Mais tarde naquela noite, na fortaleza de Mesogog, Elsa ficou andando de um lado para o outro em seus próprios aposentos, tensa com o fato de terem perdido permanentemente Trent, o ranger branco, para as fileiras de Tommy Oliver, que já estava sempre atrapalhando os planos de seu Mestre Mesogog sem aquele reforço. Trent, embora tendo sempre agido de forma imprevisível, era um aliado poderoso e agora estava permanentemente contra eles.
Elsa não fazia idéia do que causara aquilo, mas sabia que não era nada bom. Algo dizia à ela que Zeltrax tinha um dedinho naquela história, mas como não poderia provar nada, achou mais prudente ficar quieta.
Outra coisa que muito incomodava Elsa no momento era a criação bem-sucedida de um clone do ranger branco por Zeltrax e sob o inteiro comando dele. Ela admitia que aquela havia sido uma idéia genial, mas trazia poder demais para Zeltrax e isso também não era nada bom para ela mesma. Antes que o clone pudesse começar a agir e Zeltrax se tornasse mais importante para Mesogog, Elsa achou melhor se adiantar a ele, e começou a pensar em um novo mutante para inventar na câmara do criador genético.

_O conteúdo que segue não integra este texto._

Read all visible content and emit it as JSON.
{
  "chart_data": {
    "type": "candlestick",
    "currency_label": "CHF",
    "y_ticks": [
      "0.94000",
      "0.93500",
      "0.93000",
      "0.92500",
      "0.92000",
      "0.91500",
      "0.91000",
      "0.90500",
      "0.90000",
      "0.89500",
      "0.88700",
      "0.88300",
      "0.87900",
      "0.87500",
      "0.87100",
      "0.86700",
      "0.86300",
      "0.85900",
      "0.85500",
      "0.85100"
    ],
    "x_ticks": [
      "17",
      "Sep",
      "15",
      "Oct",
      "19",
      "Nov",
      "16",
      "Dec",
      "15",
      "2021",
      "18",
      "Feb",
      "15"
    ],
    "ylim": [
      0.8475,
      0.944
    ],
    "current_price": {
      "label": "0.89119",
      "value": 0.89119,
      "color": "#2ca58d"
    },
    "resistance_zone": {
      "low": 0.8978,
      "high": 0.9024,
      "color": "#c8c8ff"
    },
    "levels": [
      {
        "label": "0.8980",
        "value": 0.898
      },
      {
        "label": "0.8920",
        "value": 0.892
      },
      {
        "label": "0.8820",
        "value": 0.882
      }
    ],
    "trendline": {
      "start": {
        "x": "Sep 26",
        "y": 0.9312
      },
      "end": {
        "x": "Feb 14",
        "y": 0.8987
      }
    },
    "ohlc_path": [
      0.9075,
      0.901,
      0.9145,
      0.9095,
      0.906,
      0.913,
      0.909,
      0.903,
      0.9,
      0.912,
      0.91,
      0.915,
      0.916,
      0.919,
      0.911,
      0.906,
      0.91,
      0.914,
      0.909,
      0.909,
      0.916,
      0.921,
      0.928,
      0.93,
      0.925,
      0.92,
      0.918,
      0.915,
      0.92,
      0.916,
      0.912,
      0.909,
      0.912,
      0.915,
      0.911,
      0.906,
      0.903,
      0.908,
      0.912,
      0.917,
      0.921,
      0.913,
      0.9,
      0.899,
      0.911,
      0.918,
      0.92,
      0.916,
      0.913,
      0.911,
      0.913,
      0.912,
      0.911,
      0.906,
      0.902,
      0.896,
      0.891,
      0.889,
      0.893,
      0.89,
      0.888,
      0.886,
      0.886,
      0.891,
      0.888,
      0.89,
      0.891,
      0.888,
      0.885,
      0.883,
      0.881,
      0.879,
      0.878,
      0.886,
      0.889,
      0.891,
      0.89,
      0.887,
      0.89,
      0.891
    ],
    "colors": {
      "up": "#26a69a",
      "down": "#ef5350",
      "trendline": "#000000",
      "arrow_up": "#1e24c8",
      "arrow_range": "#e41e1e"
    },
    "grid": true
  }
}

Naquela manhã, Kira foi para a escola como se caminhasse em nuvens. A primeira classe que teria naquele dia era Estudos Sociais e nem Ethan ou Conner assistiam essa aula junto com ela, o que significava que seriam apenas ela e cinqüenta minutos cheios de oportunidades para olhar para Trent, sem ter que se importar com que os outros rangers poderiam pensar.

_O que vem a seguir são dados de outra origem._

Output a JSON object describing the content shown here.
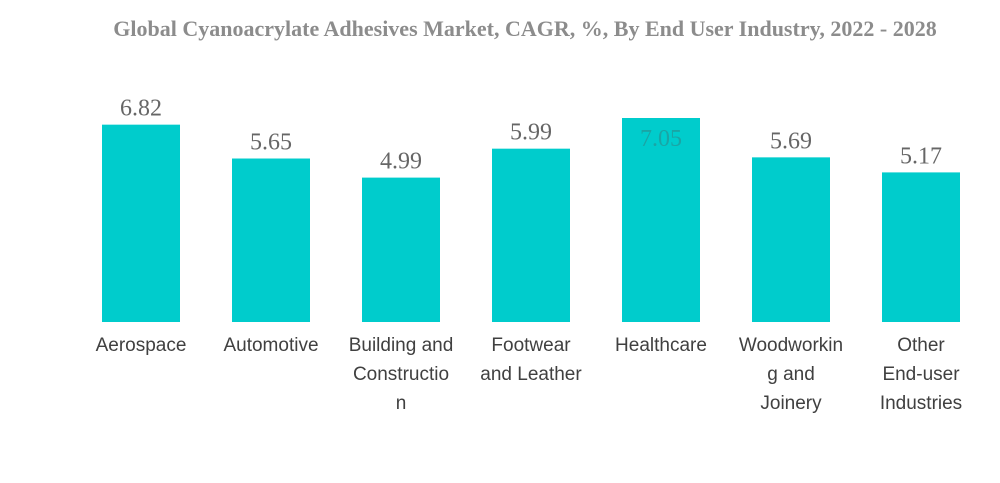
{
  "chart_data": {
    "type": "bar",
    "title": "Global Cyanoacrylate Adhesives Market, CAGR, %, By End User Industry, 2022 - 2028",
    "categories": [
      [
        "Aerospace"
      ],
      [
        "Automotive"
      ],
      [
        "Building and",
        "Constructio",
        "n"
      ],
      [
        "Footwear",
        "and Leather"
      ],
      [
        "Healthcare"
      ],
      [
        "Woodworkin",
        "g and",
        "Joinery"
      ],
      [
        "Other",
        "End-user",
        "Industries"
      ]
    ],
    "values": [
      6.82,
      5.65,
      4.99,
      5.99,
      7.05,
      5.69,
      5.17
    ],
    "value_labels": [
      "6.82",
      "5.65",
      "4.99",
      "5.99",
      "7.05",
      "5.69",
      "5.17"
    ],
    "xlabel": "",
    "ylabel": "",
    "ylim": [
      0,
      7.05
    ],
    "grid": false,
    "bar_color": "#00CCCC",
    "highlight_label_color": "#1aa5a5"
  }
}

Com isso em mente, ela foi até a sua mesa e sentou-se. A sala estava meio vazia, pois ainda faltavam alguns minutos para a professora entrar. Sem muito que fazer, Kira começou a recordar o sonho que tivera naquela noite. Nele, Hayley não aparecera para atrapalhar e ela e Trent haviam dividido seu primeiro beijo Se fechasse os olhos, poderia reviver novamente a cena e foi exatamente o que Kira fez.

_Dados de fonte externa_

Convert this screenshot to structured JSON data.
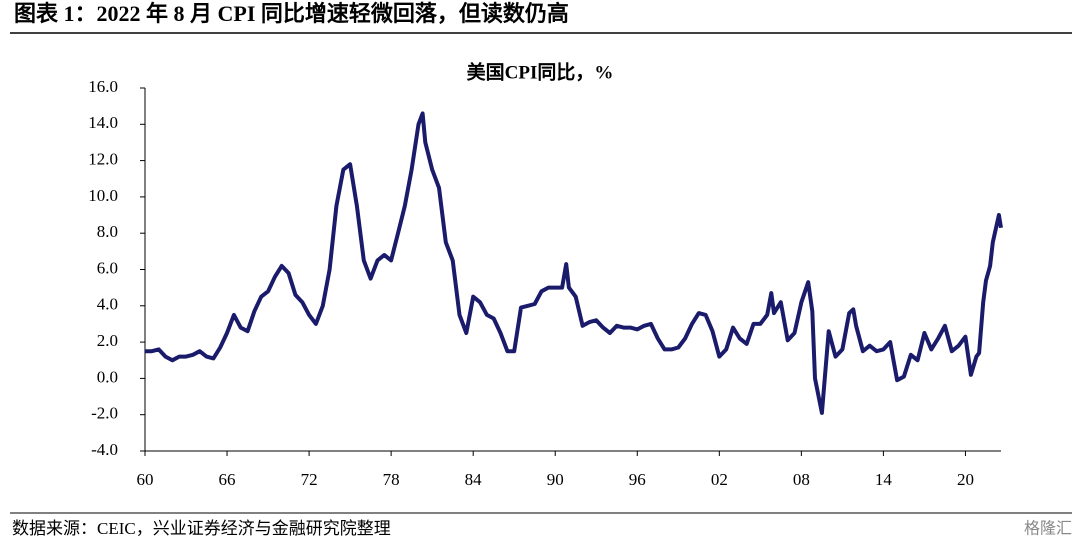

Perdida em seu sonho acordada, Kira nem percebeu quando a Senhora Carson entrou e colocou suas coisas em cima de sua própria mesa, em frente ao quadro negro. Ela começou a explicar o que fariam naquela manhã, mas nem isso trouxe a garota de volta.
— Senhorita Ford! — disse a mulher, parando bem ao lado de Kira.
— Hum, sim...? — Kira respondeu abrindo os olhos, meio atordoada.
— Para que os olhos fechados? — a mulher perguntou, gesticulando com pouco caso em direção ao rosto de Kira.
— Concentração, professora — Kira respondeu prontamente, sorrindo para ela com uma expressão inocente.
Alguns estudantes soltaram risinhos abafados, mas a professora não se deixou abalar.
— Muito engraçadinha. Agora, acorde e preste atenção.
Nesse ponto, Trent entrou na sala e sentou-se em sua cadeira, tentando passar-se despercebido.
— Senhor Fernandez, fico feliz que tenha resolvido se juntar a nós, aqui na escola, neste lindo dia — disse sarcasticamente a professora. — Duas horas de detenção após a aula — completou ela, voltando para a frente da sala e continuando do ponto onde parara.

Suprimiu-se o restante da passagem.